Do you have a career change on the horizon? Have you asked the right questions? As a young person, I found myself very eager to jump into the arms of a new challenge without asking many questions. Shored up by my own confidence and enthusiasm, I focused on whether or not I was ready for the job. But one of the most important questions is whether or not the organization is ready for you.
One of the most important aspects of an interview process is the part where the company pitches you on why you should work there. This is your chance to test whether or not you want to join the organization to be a part of its mission. There will be numerous opportunities to ask questions. And you will want to sprinkle the right questions in at the right times.
The first opportunity is a pre-interview or coffee with the hiring manager. Good companies recruit candidates before and during recruitment processes to ensure they get a competitive pool of talent from which to choose. At this opportunity, focus your questions on the role and its mission in order to understand if it is a match for your talents. You can also ask questions about the scope and scale of responsibility, the number of employees and its place in the organization. All of this information will help you to prepare for your interview.
The next opportunity will be at your formal interview. A typical interview will end with an opportunity to ask questions. At this point in the interview process, you might find yourself asking the questions you could have asked at a pre-interview if you didn't get one. If you did have one, you can start asking questions about the company's vision, mission, values and approach to leadership. It is also appropriate to ask when they expect to make their decision. Avoid asking questions that seem small, like the availability of parking and the hours of work. You can deal with those at a more strategic moment.

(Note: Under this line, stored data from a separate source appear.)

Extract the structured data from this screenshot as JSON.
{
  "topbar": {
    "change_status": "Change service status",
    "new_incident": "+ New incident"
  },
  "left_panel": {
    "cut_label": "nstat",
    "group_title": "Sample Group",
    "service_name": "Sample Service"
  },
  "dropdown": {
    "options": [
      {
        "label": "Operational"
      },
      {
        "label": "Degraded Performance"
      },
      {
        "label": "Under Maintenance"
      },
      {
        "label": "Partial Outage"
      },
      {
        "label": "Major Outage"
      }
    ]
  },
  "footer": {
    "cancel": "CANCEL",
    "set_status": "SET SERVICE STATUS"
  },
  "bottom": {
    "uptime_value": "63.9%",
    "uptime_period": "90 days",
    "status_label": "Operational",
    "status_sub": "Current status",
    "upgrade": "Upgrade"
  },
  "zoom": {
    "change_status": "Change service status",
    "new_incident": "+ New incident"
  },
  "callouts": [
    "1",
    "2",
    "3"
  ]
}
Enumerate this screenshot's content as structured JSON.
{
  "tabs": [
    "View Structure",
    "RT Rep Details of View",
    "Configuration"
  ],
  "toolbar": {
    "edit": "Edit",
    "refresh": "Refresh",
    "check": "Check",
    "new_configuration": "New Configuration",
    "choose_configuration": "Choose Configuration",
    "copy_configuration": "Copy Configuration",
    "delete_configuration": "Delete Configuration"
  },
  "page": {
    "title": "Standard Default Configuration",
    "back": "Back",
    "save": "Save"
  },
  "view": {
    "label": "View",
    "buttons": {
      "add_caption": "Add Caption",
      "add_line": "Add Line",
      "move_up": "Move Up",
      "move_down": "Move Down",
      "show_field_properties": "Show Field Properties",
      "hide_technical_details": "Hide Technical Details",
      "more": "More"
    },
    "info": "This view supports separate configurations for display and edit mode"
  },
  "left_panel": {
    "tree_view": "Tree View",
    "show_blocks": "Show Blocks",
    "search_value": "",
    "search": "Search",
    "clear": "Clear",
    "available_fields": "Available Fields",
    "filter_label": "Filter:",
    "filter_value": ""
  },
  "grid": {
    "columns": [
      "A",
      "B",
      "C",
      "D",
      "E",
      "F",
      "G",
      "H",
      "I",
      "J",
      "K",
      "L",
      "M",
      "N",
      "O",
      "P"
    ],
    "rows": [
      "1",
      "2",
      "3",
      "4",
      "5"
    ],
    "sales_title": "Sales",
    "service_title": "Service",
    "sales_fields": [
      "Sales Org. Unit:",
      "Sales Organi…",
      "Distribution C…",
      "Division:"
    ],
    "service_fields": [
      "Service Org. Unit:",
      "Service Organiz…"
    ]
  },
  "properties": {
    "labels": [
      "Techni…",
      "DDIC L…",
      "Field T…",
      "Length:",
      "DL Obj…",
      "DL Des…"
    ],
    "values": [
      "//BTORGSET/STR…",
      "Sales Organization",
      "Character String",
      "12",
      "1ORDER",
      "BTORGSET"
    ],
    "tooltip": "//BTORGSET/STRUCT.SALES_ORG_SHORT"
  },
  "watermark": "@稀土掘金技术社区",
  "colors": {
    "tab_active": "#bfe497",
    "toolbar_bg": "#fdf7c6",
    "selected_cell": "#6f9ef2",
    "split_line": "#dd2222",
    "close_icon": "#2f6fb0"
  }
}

The third opportunity to ask questions is when you get that job offer. Here are some areas of questioning to consider before you accept.
Vision & Mission
Find out what the organization aspires to and how it plans to get there. Most companies will have a documented vision and mission. Ask why they do what they do and let your gut help you find out whether there is a genuine leadership mission. Be curious about whether the call-to-action inspires your leadership drive.
Values are another key area of importance. Again, most companies will have documented values. Focus on how the organization espouses those values every day in the way people are recognized and rewarded, how decisions are made and the way people interact with each other. Simply ask, how do you see your corporate values in action on a typical day?
Ask your new boss about his or her leadership style and what that looks like over the course of the year. This will give you a sense of compatibility as well as a chance to evaluate the leader's self-awareness, intentional leadership practices, communication style and approach to employees.
Also find out if you can get to know each other by having lunch or coffee. This will be the most significant relationship in your work day and you will need to make sure to the extent possible that you are a good match.
One of the most important questions to ask is how decisions are made in the organization. You will want to see if you can gauge if there is a good process in place and whether it is actually used. There can be big differences between the way an organization claims to make decisions and the way it actually makes decisions.
Does the organization make decisions in a way that supports its vision, mission and values, or does it make decisions in a way that slows and limits progress toward its targets?
You can find this out by asking what the process is and how long it typically takes to make a decision. You can also inquire about the organization's track record in delivering projects against scope, time and budget.
Your New Colleagues
There are two good ways to find out about the people you will be working with. First, ask for a copy of the company's most recent employee engagement survey results. This will help you to validate much of what you have been told about why and how the organization pursues its mandate, and how the employees feel about that.
The second part is asking for a tour of the operations and the chance to meet your potential colleagues and staff. When you meet people, pay attention to body language, voice and energy levels to see what the over-arching mood and morale are like. You can rely on your own signals to see whether or not it felt good to be there or not.
Be sure to ask the hiring manager why they have chosen you. This isn't about hearing them stroke your ego. It will help you understand whether they have accurately assessed your capability to contribute. Whether or not you are a fit for the organization and the organization is a fit for you -- this is the most important question!
While you are considering your offer, ask for access to any documents that would be useful to you in making your decision. This could include a strategic plan, balanced scorecard, that employee engagement survey, any evaluations or research studies conducted, HR manual, and so on.
This is also your chance to ask any logistical questions about hours of work, compensation, flexibility, parking, vacation time, etc.
The most important thing to remember is that good, talented people are the most valuable asset to any organization. With humility, take the extra time to find out if the value proposition of an opportunity is favorable before you leap in. You want to find a place to work that is as genuine as you are to make a difference in this world.